Bir diğer karşılaştığımız bozukluksa, rezonans bozukluklar:

 Hipernazalite; kişinin rezonansının aşırı nazal olması. Örneğin: /dede/ > /nene/

Hiponazalite; kişinin nazal rezonansının yetersiz olması. Örneğin: /mama/ > /baba/

Velofaringeal mekanizmanın fonksiyon bozukluğundan kaynaklanmaktadır. Bufonksiyon bozukluğu yanlış öğrenme, nörolojik yada yapısal bir bozukluktan kaynaklanabilir. Örneğin dudak-damak yarıklığı.

Bunlardan ilki, konuşmanın aşırı genişsi olması. Ağzımızın arkasındaki küçük dilimizin olduğu yumuşak damağı hiç kullanmazsak rezonansımızın genişsi olabileceğini söyleyebiliriz. O zaman da dede sözcüğü nene gibi üretebilir. Bu sırada da kişinin konuşmasının hiç nazal özellik taşımamasını da söyleyebiliriz. Eğer ben burnumu kapatarak konuşmaya çalışırsam bu sefer başka bir sıkıntı olduğunu düşünebiliriz. Çünkü ne M’ler N’ye benziyor ne de N’ler M’ye benziyor gibi bir durumla karşılaştığımızda da çocukta hiponazal bir bozukluk olduğundan şüphelenebiliriz. Böyle bir durum yumuşak damağın yapısal ve öğrenilmiş bir takım sebeplerden dolayı tam olarak görevini yerine getirememesinden kaynaklanıyor.

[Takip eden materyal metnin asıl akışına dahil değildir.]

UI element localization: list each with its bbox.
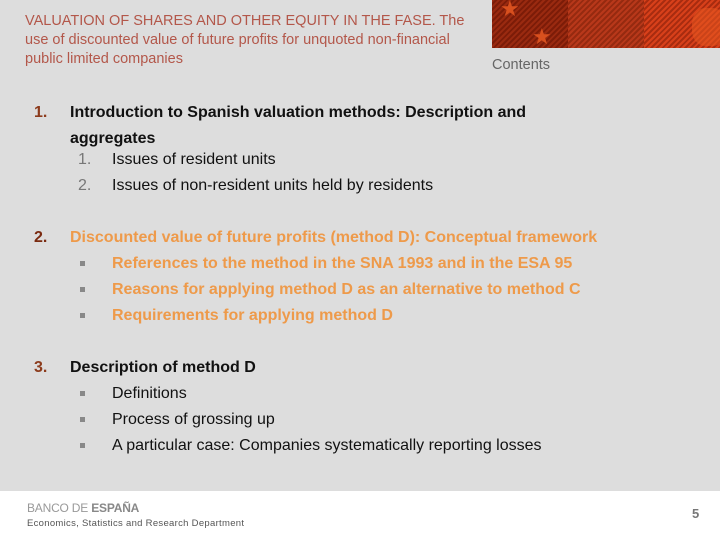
- bullet-icon: [80, 261, 85, 266]
- footer: [0, 491, 720, 540]
- section-number: 3.: [34, 359, 48, 376]
- bullet-icon: [80, 443, 85, 448]
- bullet-icon: [80, 313, 85, 318]
- star-icon: ★: [500, 0, 520, 21]
- department-label: Economics, Statistics and Research Department: [27, 518, 245, 529]
- banner-decoration: [692, 8, 720, 46]
- header-banner: [492, 0, 720, 48]
- section-heading: Introduction to Spanish valuation methods: Description and aggregates: [70, 104, 527, 147]
- section-number: 2.: [34, 229, 48, 246]
- list-marker: 2.: [78, 177, 92, 194]
- bullet-icon: [80, 391, 85, 396]
- section-heading: Description of method D: [70, 359, 256, 376]
- bank-logo: BANCO DE ESPAÑA: [27, 501, 140, 515]
- list-marker: 1.: [78, 151, 92, 168]
- star-icon: ★: [532, 24, 552, 48]
- slide-title: VALUATION OF SHARES AND OTHER EQUITY IN THE FASE. The use of discounted value of future profits for unquoted non-financial public limited companies: [25, 13, 465, 67]
- banner-panel-stars: [492, 0, 568, 48]
- section-number: 1.: [34, 104, 48, 121]
- section-heading: Discounted value of future profits (method D): Conceptual framework: [70, 229, 598, 246]
- banner-panel-bright: [644, 0, 720, 48]
- contents-label: Contents: [492, 57, 551, 73]
- page-number: 5: [692, 506, 700, 521]
- banner-panel-stripes: [568, 0, 644, 48]
- bullet-icon: [80, 287, 85, 292]
- bullet-icon: [80, 417, 85, 422]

Değerlendirme de rezonansla ilgili bir bozukluk olduğundan şüpheleniyorsak yine KBB muayenesi istiyoruz, yine aerodinamik ölçümler yapıyoruz. Ve tabiî ki oral-motorbir yarık damak, dudak varsa örneğin ya da yarık damak varsa bu onun konuşmasını, rezonansını olumsuz yönde etkileyecektir. Bunları ayırt edebilmek için oral-motor değerlendirmeyi de yapıyoruz.

Yaptığımız değerlendirmelerde gerektiği durumlarda odyoloji’ye, KBB’ye, genel cerrahi, plastik cerrahi, psikiyatri servislerine, özel eğitime de yönlendirmeler yapıp, çocuğun tam ve gerekli destekleri de almasını da amaçlıyoruz.